Costume designer Kate Hawley admitted the anchor tattoo was added in secret after principal photography. “Guillermo came to me at 3 a.m. with this wild idea about competing souls. We had to fly the costume back from Prague and hand-stitch the new version overnight. Jacob didn’t even know until he put it on for the reshoots.”
This explains the subtle but crucial differences in Elordi’s performance during the final twenty minutes. His posture straightens. His eyes lose that lost-puppy quality. When he says “I am not your son” to Victor, there’s suddenly a hardened edge, centuries of salt and storm in his voice rather than childish rage.
The implications are staggering. If the sailor has taken control, then the Creature walking into the ice isn’t seeking death; he’s going home. And if he can suppress the other personalities once, he can do it again, maybe to someone else’s body. Someone alive.
Del Toro has always maintained this Frankenstein is about “who owns identity,” but this hidden detail transforms it into a possession story spanning multiple films. The anchor isn’t just a tattoo. It’s patient zero for whatever nightmare comes next.

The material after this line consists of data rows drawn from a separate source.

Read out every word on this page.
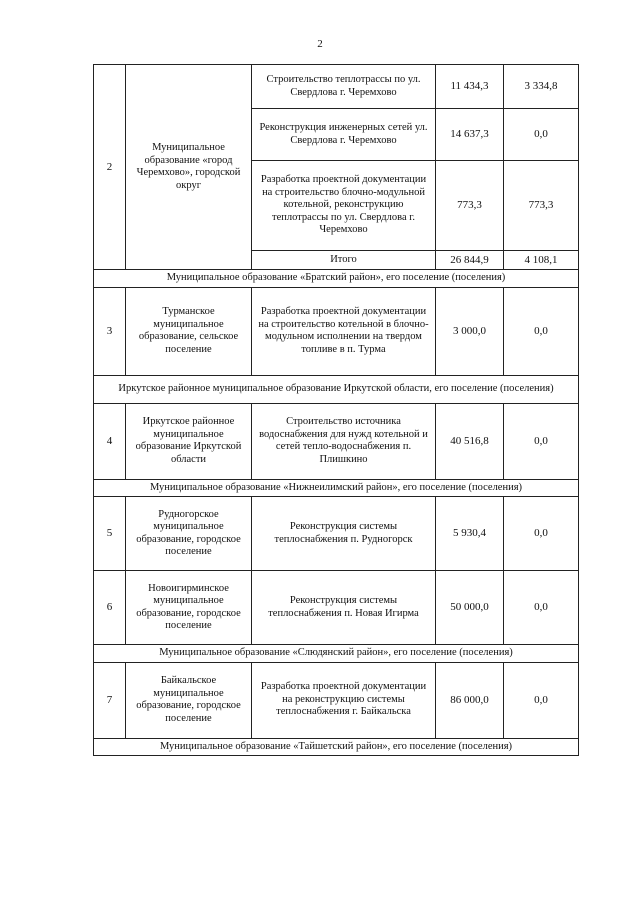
2
2	Муниципальное образование «город Черемхово», городской округ	Строительство теплотрассы по ул. Свердлова г. Черемхово	11 434,3	3 334,8
		Реконструкция инженерных сетей ул. Свердлова г. Черемхово	14 637,3	0,0
		Разработка проектной документации на строительство блочно-модульной котельной, реконструкцию теплотрассы по ул. Свердлова г. Черемхово	773,3	773,3
		Итого	26 844,9	4 108,1
Муниципальное образование «Братский район», его поселение (поселения)				
3	Турманское муниципальное образование, сельское поселение	Разработка проектной документации на строительство котельной в блочно-модульном исполнении на твердом топливе в п. Турма	3 000,0	0,0
Иркутское районное муниципальное образование Иркутской области, его поселение (поселения)				
4	Иркутское районное муниципальное образование Иркутской области	Строительство источника водоснабжения для нужд котельной и сетей тепло-водоснабжения п. Плишкино	40 516,8	0,0
Муниципальное образование «Нижнеилимский район», его поселение (поселения)				
5	Рудногорское муниципальное образование, городское поселение	Реконструкция системы теплоснабжения п. Рудногорск	5 930,4	0,0
6	Новоигирминское муниципальное образование, городское поселение	Реконструкция системы теплоснабжения п. Новая Игирма	50 000,0	0,0
Муниципальное образование «Слюдянский район», его поселение (поселения)				
7	Байкальское муниципальное образование, городское поселение	Разработка проектной документации на реконструкцию системы теплоснабжения г. Байкальска	86 000,0	0,0
Муниципальное образование «Тайшетский район», его поселение (поселения)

Watch the film again, this time looking at that left neck bolt. You’ll never see Elordi’s performance the same way. And when the sequel inevitably arrives (because after this revelation, it must), remember you heard it here first: the Creature isn’t running from humanity. One very angry drowned sailor finally getting his body back, and he’s had two hundred years to think about revenge.
The ocean is patient. It always collects its debts.